A three-year battle to protect the pristine Palisades cliffs from the development of a towering headquarters for LG Electronics USA in Englewood Cliffs, New Jersey, has at last been resolved, in favor of conservation groups. LG has agreed to revise its initial HOK-designed proposal and reduce the building’s height by a little more than half, from 143 feet to 69 feet, thus preserving the unspoiled vistas of the historic park from both sides of the Hudson River.

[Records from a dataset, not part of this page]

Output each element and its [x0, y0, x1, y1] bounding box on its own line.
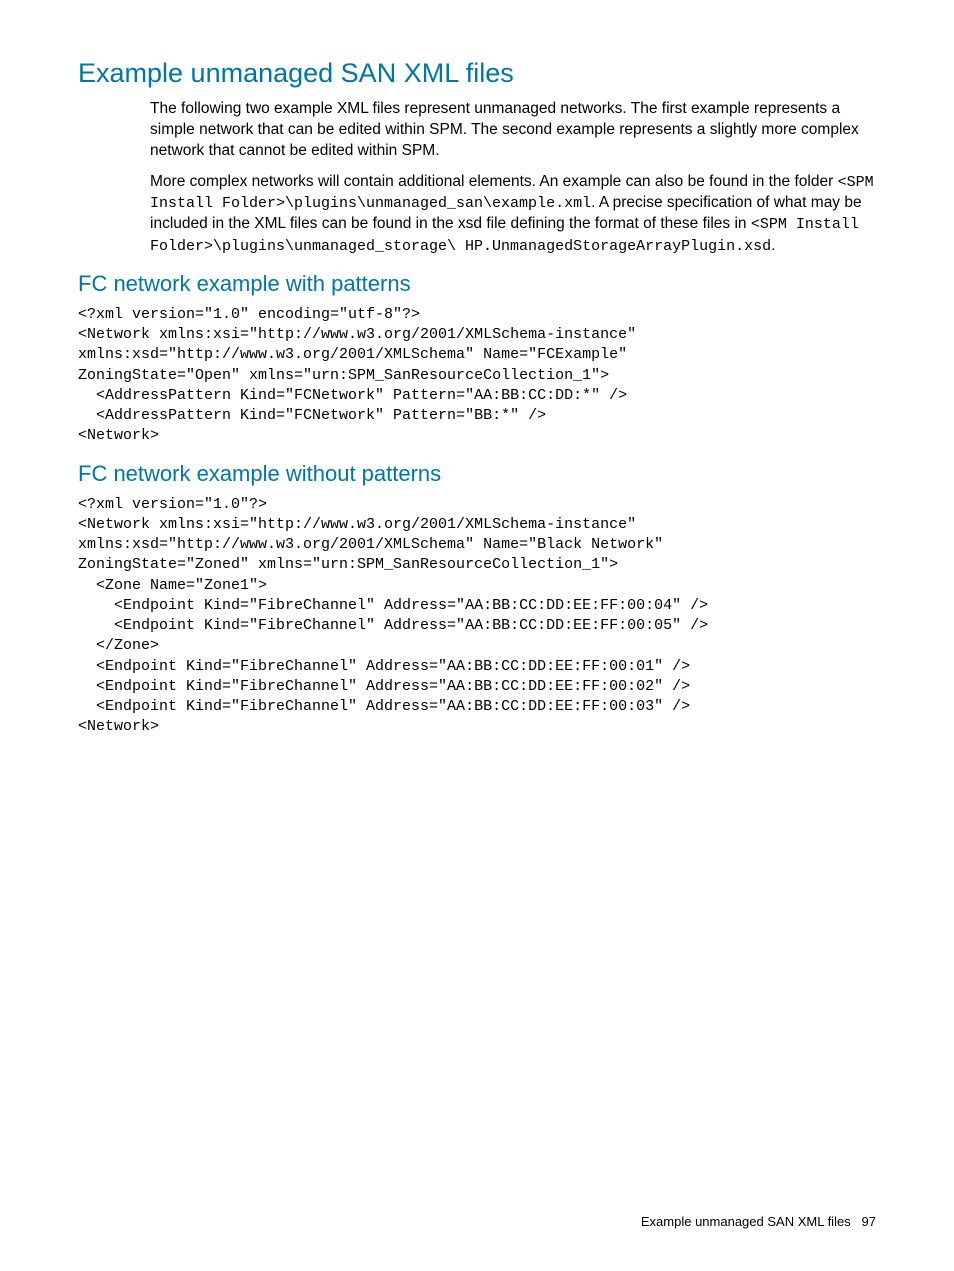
- page-heading: Example unmanaged SAN XML files: [78, 58, 876, 89]
- para2-part-a: More complex networks will contain addit…: [150, 173, 838, 190]
- page-footer: Example unmanaged SAN XML files 97: [641, 1214, 876, 1229]
- code-block-with-patterns: <?xml version="1.0" encoding="utf-8"?> <…: [78, 305, 876, 447]
- footer-page-number: 97: [862, 1214, 876, 1229]
- intro-paragraph-2: More complex networks will contain addit…: [150, 172, 876, 257]
- footer-title: Example unmanaged SAN XML files: [641, 1214, 851, 1229]
- code-block-without-patterns: <?xml version="1.0"?> <Network xmlns:xsi…: [78, 495, 876, 738]
- subheading-with-patterns: FC network example with patterns: [78, 271, 876, 297]
- intro-paragraph-1: The following two example XML files repr…: [150, 99, 876, 162]
- subheading-without-patterns: FC network example without patterns: [78, 461, 876, 487]
- para2-part-c: .: [771, 237, 775, 254]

Maybe it was LG chairman Bon-Moo Koo’s passion for bird-watching and bird safety that helped sway the South Korean company to rethink its plan, as reported by the New York Times, or perhaps it was the immense support from environmental groups, four former governors, the Metropolitan Museum of Art, and four former US ambassadors to South Korea that finally clinched the deal? Either way, it’s a watershed moment for the coalition partners—including Scenic Hudson, the Natural Resources Defense Council (NRDC), the New Jersey Conservation Foundation, and the New York-New Jersey Trail Conference—who feared that if this building were erected, it would be the first of many to soar above the tree-line north of the George Washington Bridge.Courtesy HOK
The New York Times pointed out that the redesigned headquarters would still be twice the height of its neighboring buildings. Even so, former critics are pleased with LG’s new plans, which will likely bring the top floor or roof flush with the treetops. HOK has reworked the design, expanding the length of the building to include a 5-story north wing and a 3-story south wing. The firm is seeking LEED Platinum certification for the complex, and has also pledged to employ special lighting to safeguard migratory birds and other design features to “reduce the visual impact while retaining the scale of the complex as home for LG’s growing US business,” said HOK in a statement.
“The new design integrates LG’s aspirations to build a world-class, sustainable headquarters in a park-like setting below the tree line of the historic Palisades,” said Ken Drucker, design principal at HOK’s New York office. “The viewshed from the Hudson River and New York will not be impacted and the surrounding area of the 27-acre site will be reforested.”
While this first battle has been won, the NRDC will now focus its efforts now on state legislation “to limit development in towns along the New Jersey portion of the Hudson River Palisades to low-rise buildings,” explained Mark Izeman, director and senior attorney at NRDC, in a post on the organization’s website.
“If enacted, this bill would put in more permanent protection for the Palisades and help prevent the type of local zoning battle that took place in Englewood Cliff,” said Izeman.